House Speaker Paul Ryan announced Wednesday he will not run for reelection again and would leave the leadership job he never wanted in the first place.
“You all know that I did not seek this job, I took it reluctantly but I have given this job everything that I have,” he said. “I have no regrets whatsoever for having accepted this responsibility…the job provides incredible opportunities but the truth is, it is easy for it to take over everything in your life.”
Ryan will serve out his full term ending in January 2019, but said his reason for leaving the House had to do with his desire to spend more time with his three children, now all teenagers, who have grown up only knowing their father as a legislator.
“What I realize is if I'm here for one more term, my kids will only have ever known me as a weekend dad,” said Ryan, who lost his father as a teen. “I just can't let that happen. So I will be setting new priorities in my life but I will also be leaving incredibly proud of what we've accomplished.”
He added he intend to serve on as speaker, which will all but ensure a six-month leadership race among his deputies. It also gives Democrats a shot at picking up his seat in November. Upon Ryan’s announcement, the Cook Political Report moved his Wisconsin district from “Solid Republican” to “Leans Republican.”
Still, the 48-year-old Republican had increasingly struggled to square his brand of conservatism with the brash, mercurial directives that frequently came from the White House.
Axios first reported the news of Ryan’s impending retirement on Wednesday morning.
His coming departure sends an already spiraling Republican Party into a full-on tailspin ahead of the midterm elections. Ryan for his part said President Trump, the midterms and all the chaos therein played little role in his decision.
“If we do our jobs as we are, we are going to be fine as a majority,” Ryan said, almost convincingly.
But in fairness, as he stated several times during his press conference, he never wanted the job.
Ryan was thrust into the top Republican post after then-Speaker John Boehner pulled the ripcord following several years of trying to manage the increasingly unruly and combative GOP conference.
While Ryan’s ascension was largely cheered by the conference, they did not make it an easy ride. Ryan was mired with many of the same issues that plagued Boehner, made worse by an unpredictable frenemy in the White House.
Ryan twice thanked Trump for giving Republicans the opportunity to do “big things” but said he should not fire special counsel Robert Mueller.
Just last month, Ryan had an unusually public confrontation with Trump after the president first threatened international tariffs. A spokesman for Ryan said the speaker was “extremely worried” that such tariffs would set off a dangerous trade war and urged the president “to not advance with this plan.”
In response, Trump said: “We’re not backing down.”

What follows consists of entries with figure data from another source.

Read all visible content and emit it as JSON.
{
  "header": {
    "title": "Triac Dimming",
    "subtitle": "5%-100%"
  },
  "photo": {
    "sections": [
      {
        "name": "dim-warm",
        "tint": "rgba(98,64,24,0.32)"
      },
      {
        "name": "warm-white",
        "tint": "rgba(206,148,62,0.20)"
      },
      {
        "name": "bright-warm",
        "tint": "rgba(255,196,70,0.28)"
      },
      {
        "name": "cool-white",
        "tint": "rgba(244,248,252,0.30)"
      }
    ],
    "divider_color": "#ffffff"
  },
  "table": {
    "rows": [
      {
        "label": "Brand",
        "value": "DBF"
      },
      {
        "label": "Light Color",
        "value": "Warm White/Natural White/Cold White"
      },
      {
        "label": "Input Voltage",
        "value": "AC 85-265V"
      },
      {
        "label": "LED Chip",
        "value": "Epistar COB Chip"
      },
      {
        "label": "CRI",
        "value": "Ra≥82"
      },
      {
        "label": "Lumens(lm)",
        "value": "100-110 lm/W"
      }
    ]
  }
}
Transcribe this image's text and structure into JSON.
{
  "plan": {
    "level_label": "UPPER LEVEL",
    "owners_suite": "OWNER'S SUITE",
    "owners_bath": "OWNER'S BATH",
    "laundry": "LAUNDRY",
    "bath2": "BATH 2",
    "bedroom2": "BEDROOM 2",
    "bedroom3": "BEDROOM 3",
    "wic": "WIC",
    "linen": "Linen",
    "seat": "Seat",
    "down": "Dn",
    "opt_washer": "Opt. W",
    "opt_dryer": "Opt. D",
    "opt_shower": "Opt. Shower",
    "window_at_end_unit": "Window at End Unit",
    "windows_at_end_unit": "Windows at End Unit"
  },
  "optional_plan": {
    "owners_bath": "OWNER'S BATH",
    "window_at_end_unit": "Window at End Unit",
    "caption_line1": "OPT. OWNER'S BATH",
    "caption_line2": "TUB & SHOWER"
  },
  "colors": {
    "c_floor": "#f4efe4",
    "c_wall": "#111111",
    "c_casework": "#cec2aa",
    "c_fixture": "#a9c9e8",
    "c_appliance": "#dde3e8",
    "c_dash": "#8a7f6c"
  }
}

Ryan came to the House nearly 20 ago, a young protege of conservative stalwart Rep. Jack Kemp, who he served as speechwriter early in his career. Ryan long spoke about entitlement reform and aspired to be the chairman of the House Ways and Means Committee, a post he held for only ten months before until he became speaker in 2015.
Still, Ryan said the GOP-led tax overhaul, passed last fall, had fulfilled a lifelong dream.
He was known as a policy leader in the House, which spurred former Massachusetts governor and current Senate candidate Mitt Romney to ask him to join the Republican ticket in 2012 as his vice president pick.
As Republicans in the House were already struggling to maintain a stronghold for the midterms, Ryan’s departure means Democrats could be one step closer to winning a majority.
It also could inspire another wave of retirements. At the time of Ryan’s announcement, 41 House Republicans announced they are either retiring or running for another office this year.
A little more than an hour after Ryan’s announcement, Florida Republican Dennis Ross announced he too would retire at the end of his term.